The BBC has pledged a £100m budget to increasing diversity on TV over a three year period from April 2021.
The BBC has set itself a mandatory target - 20% of off-screen talent must come from under-represented groups.
The announcement follows the appointment of June Sarpong as the BBC's director of creative diversity last October, who pledged to ensure 50% of on-air roles will go to women by 2020, with targets of 15% for black, Asian and minority ethnic groups [BAME], 8% for disabled people and 8% for LGBTQ staff.
DR UK has been working with the BBC’s 50:50 equality project through the Media Trust, Reframing Disability in the Media project, which has sought to engage with leading print, broadcast and digital media channels to better reflect the diversity in society.
DR UK’s Fazilet Hadi said: “This is a good first step.

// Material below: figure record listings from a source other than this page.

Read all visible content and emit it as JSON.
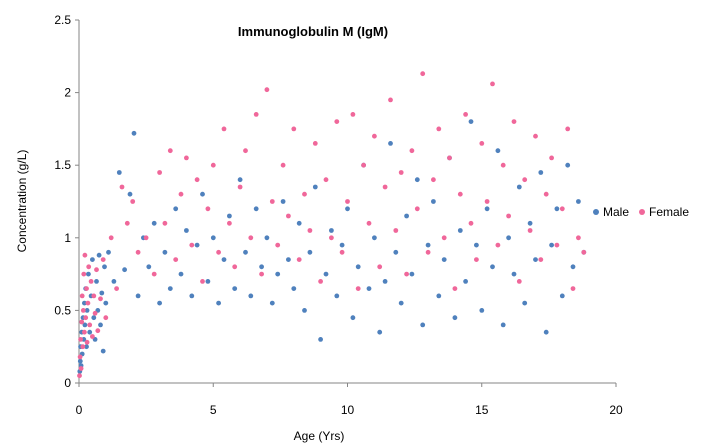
{
  "chart_data": {
    "type": "scatter",
    "title": "Immunoglobulin M (IgM)",
    "xlabel": "Age (Yrs)",
    "ylabel": "Concentration (g/L)",
    "xlim": [
      0,
      20
    ],
    "ylim": [
      0,
      2.5
    ],
    "x_ticks": [
      "0",
      "5",
      "10",
      "15",
      "20"
    ],
    "y_ticks": [
      "0",
      "0.5",
      "1",
      "1.5",
      "2",
      "2.5"
    ],
    "grid": false,
    "legend": "right",
    "colors": {
      "Male": "#4f81bd",
      "Female": "#f0679a"
    },
    "series": [
      {
        "name": "Male",
        "points": [
          [
            0.03,
            0.08
          ],
          [
            0.05,
            0.15
          ],
          [
            0.06,
            0.25
          ],
          [
            0.08,
            0.12
          ],
          [
            0.1,
            0.35
          ],
          [
            0.12,
            0.2
          ],
          [
            0.15,
            0.45
          ],
          [
            0.18,
            0.3
          ],
          [
            0.2,
            0.55
          ],
          [
            0.22,
            0.4
          ],
          [
            0.25,
            0.65
          ],
          [
            0.28,
            0.25
          ],
          [
            0.3,
            0.5
          ],
          [
            0.35,
            0.75
          ],
          [
            0.4,
            0.35
          ],
          [
            0.45,
            0.6
          ],
          [
            0.5,
            0.85
          ],
          [
            0.55,
            0.45
          ],
          [
            0.6,
            0.3
          ],
          [
            0.65,
            0.7
          ],
          [
            0.7,
            0.5
          ],
          [
            0.75,
            0.88
          ],
          [
            0.8,
            0.4
          ],
          [
            0.85,
            0.62
          ],
          [
            0.9,
            0.22
          ],
          [
            0.95,
            0.8
          ],
          [
            1.0,
            0.55
          ],
          [
            1.1,
            0.9
          ],
          [
            1.3,
            0.7
          ],
          [
            1.5,
            1.45
          ],
          [
            1.7,
            0.78
          ],
          [
            1.9,
            1.3
          ],
          [
            2.05,
            1.72
          ],
          [
            2.2,
            0.6
          ],
          [
            2.4,
            1.0
          ],
          [
            2.6,
            0.8
          ],
          [
            2.8,
            1.1
          ],
          [
            3.0,
            0.55
          ],
          [
            3.2,
            0.9
          ],
          [
            3.4,
            0.65
          ],
          [
            3.6,
            1.2
          ],
          [
            3.8,
            0.75
          ],
          [
            4.0,
            1.05
          ],
          [
            4.2,
            0.6
          ],
          [
            4.4,
            0.95
          ],
          [
            4.6,
            1.3
          ],
          [
            4.8,
            0.7
          ],
          [
            5.0,
            1.0
          ],
          [
            5.2,
            0.55
          ],
          [
            5.4,
            0.85
          ],
          [
            5.6,
            1.15
          ],
          [
            5.8,
            0.65
          ],
          [
            6.0,
            1.4
          ],
          [
            6.2,
            0.9
          ],
          [
            6.4,
            0.6
          ],
          [
            6.6,
            1.2
          ],
          [
            6.8,
            0.8
          ],
          [
            7.0,
            1.0
          ],
          [
            7.2,
            0.55
          ],
          [
            7.4,
            0.75
          ],
          [
            7.6,
            1.25
          ],
          [
            7.8,
            0.85
          ],
          [
            8.0,
            0.65
          ],
          [
            8.2,
            1.1
          ],
          [
            8.4,
            0.5
          ],
          [
            8.6,
            0.9
          ],
          [
            8.8,
            1.35
          ],
          [
            9.0,
            0.3
          ],
          [
            9.2,
            0.75
          ],
          [
            9.4,
            1.05
          ],
          [
            9.6,
            0.6
          ],
          [
            9.8,
            0.95
          ],
          [
            10.0,
            1.2
          ],
          [
            10.2,
            0.45
          ],
          [
            10.4,
            0.8
          ],
          [
            10.6,
            1.5
          ],
          [
            10.8,
            0.65
          ],
          [
            11.0,
            1.0
          ],
          [
            11.2,
            0.35
          ],
          [
            11.4,
            0.7
          ],
          [
            11.6,
            1.65
          ],
          [
            11.8,
            0.9
          ],
          [
            12.0,
            0.55
          ],
          [
            12.2,
            1.15
          ],
          [
            12.4,
            0.75
          ],
          [
            12.6,
            1.4
          ],
          [
            12.8,
            0.4
          ],
          [
            13.0,
            0.95
          ],
          [
            13.2,
            1.25
          ],
          [
            13.4,
            0.6
          ],
          [
            13.6,
            0.85
          ],
          [
            13.8,
            1.55
          ],
          [
            14.0,
            0.45
          ],
          [
            14.2,
            1.05
          ],
          [
            14.4,
            0.7
          ],
          [
            14.6,
            1.8
          ],
          [
            14.8,
            0.95
          ],
          [
            15.0,
            0.5
          ],
          [
            15.2,
            1.2
          ],
          [
            15.4,
            0.8
          ],
          [
            15.6,
            1.6
          ],
          [
            15.8,
            0.4
          ],
          [
            16.0,
            1.0
          ],
          [
            16.2,
            0.75
          ],
          [
            16.4,
            1.35
          ],
          [
            16.6,
            0.55
          ],
          [
            16.8,
            1.1
          ],
          [
            17.0,
            0.85
          ],
          [
            17.2,
            1.45
          ],
          [
            17.4,
            0.35
          ],
          [
            17.6,
            0.95
          ],
          [
            17.8,
            1.2
          ],
          [
            18.0,
            0.6
          ],
          [
            18.2,
            1.5
          ],
          [
            18.4,
            0.8
          ],
          [
            18.6,
            1.25
          ],
          [
            18.8,
            0.9
          ]
        ]
      },
      {
        "name": "Female",
        "points": [
          [
            0.02,
            0.05
          ],
          [
            0.04,
            0.18
          ],
          [
            0.06,
            0.3
          ],
          [
            0.08,
            0.1
          ],
          [
            0.1,
            0.42
          ],
          [
            0.12,
            0.6
          ],
          [
            0.14,
            0.25
          ],
          [
            0.16,
            0.5
          ],
          [
            0.18,
            0.75
          ],
          [
            0.2,
            0.35
          ],
          [
            0.22,
            0.88
          ],
          [
            0.25,
            0.45
          ],
          [
            0.28,
            0.65
          ],
          [
            0.3,
            0.28
          ],
          [
            0.33,
            0.55
          ],
          [
            0.36,
            0.8
          ],
          [
            0.4,
            0.4
          ],
          [
            0.45,
            0.7
          ],
          [
            0.5,
            0.32
          ],
          [
            0.55,
            0.6
          ],
          [
            0.6,
            0.48
          ],
          [
            0.65,
            0.78
          ],
          [
            0.7,
            0.36
          ],
          [
            0.8,
            0.58
          ],
          [
            0.9,
            0.85
          ],
          [
            1.0,
            0.45
          ],
          [
            1.2,
            1.0
          ],
          [
            1.4,
            0.65
          ],
          [
            1.6,
            1.35
          ],
          [
            1.8,
            1.1
          ],
          [
            2.0,
            1.25
          ],
          [
            2.2,
            0.9
          ],
          [
            2.5,
            1.0
          ],
          [
            2.8,
            0.75
          ],
          [
            3.0,
            1.45
          ],
          [
            3.2,
            1.1
          ],
          [
            3.4,
            1.6
          ],
          [
            3.6,
            0.85
          ],
          [
            3.8,
            1.3
          ],
          [
            4.0,
            1.55
          ],
          [
            4.2,
            0.95
          ],
          [
            4.4,
            1.4
          ],
          [
            4.6,
            0.7
          ],
          [
            4.8,
            1.2
          ],
          [
            5.0,
            1.5
          ],
          [
            5.2,
            0.9
          ],
          [
            5.4,
            1.75
          ],
          [
            5.6,
            1.1
          ],
          [
            5.8,
            0.8
          ],
          [
            6.0,
            1.35
          ],
          [
            6.2,
            1.6
          ],
          [
            6.4,
            1.0
          ],
          [
            6.6,
            1.85
          ],
          [
            6.8,
            0.75
          ],
          [
            7.0,
            2.02
          ],
          [
            7.2,
            1.25
          ],
          [
            7.4,
            0.95
          ],
          [
            7.6,
            1.5
          ],
          [
            7.8,
            1.15
          ],
          [
            8.0,
            1.75
          ],
          [
            8.2,
            0.85
          ],
          [
            8.4,
            1.3
          ],
          [
            8.6,
            1.05
          ],
          [
            8.8,
            1.65
          ],
          [
            9.0,
            0.7
          ],
          [
            9.2,
            1.4
          ],
          [
            9.4,
            1.0
          ],
          [
            9.6,
            1.8
          ],
          [
            9.8,
            0.9
          ],
          [
            10.0,
            1.25
          ],
          [
            10.2,
            1.85
          ],
          [
            10.4,
            0.65
          ],
          [
            10.6,
            1.5
          ],
          [
            10.8,
            1.1
          ],
          [
            11.0,
            1.7
          ],
          [
            11.2,
            0.8
          ],
          [
            11.4,
            1.35
          ],
          [
            11.6,
            1.95
          ],
          [
            11.8,
            1.05
          ],
          [
            12.0,
            1.45
          ],
          [
            12.2,
            0.75
          ],
          [
            12.4,
            1.6
          ],
          [
            12.6,
            1.2
          ],
          [
            12.8,
            2.13
          ],
          [
            13.0,
            0.9
          ],
          [
            13.2,
            1.4
          ],
          [
            13.4,
            1.75
          ],
          [
            13.6,
            1.0
          ],
          [
            13.8,
            1.55
          ],
          [
            14.0,
            0.65
          ],
          [
            14.2,
            1.3
          ],
          [
            14.4,
            1.85
          ],
          [
            14.6,
            1.1
          ],
          [
            14.8,
            0.85
          ],
          [
            15.0,
            1.65
          ],
          [
            15.2,
            1.25
          ],
          [
            15.4,
            2.06
          ],
          [
            15.6,
            0.95
          ],
          [
            15.8,
            1.5
          ],
          [
            16.0,
            1.15
          ],
          [
            16.2,
            1.8
          ],
          [
            16.4,
            0.7
          ],
          [
            16.6,
            1.4
          ],
          [
            16.8,
            1.05
          ],
          [
            17.0,
            1.7
          ],
          [
            17.2,
            0.85
          ],
          [
            17.4,
            1.3
          ],
          [
            17.6,
            1.55
          ],
          [
            17.8,
            0.95
          ],
          [
            18.0,
            1.2
          ],
          [
            18.2,
            1.75
          ],
          [
            18.4,
            0.65
          ],
          [
            18.6,
            1.0
          ],
          [
            18.8,
            0.9
          ]
        ]
      }
    ]
  }
}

Disabled people should be visible on primetime as much as through specialist channels such as the BBC’s Ouch! output.
“We want to see proportional representation, akin to that which women, and the BAME and LGBTQ groups have received. The BBC has set more representative targets of 15% for the BAME community, which makes up around 14% of our population, 8% for the LGBTQ community, which makes up nearly 7% of our population, and only 8% for disabled people, which makes up almost 21% of our population. We would call on the BBC to explain why it has put in place such an unambitious figure for disabled people.”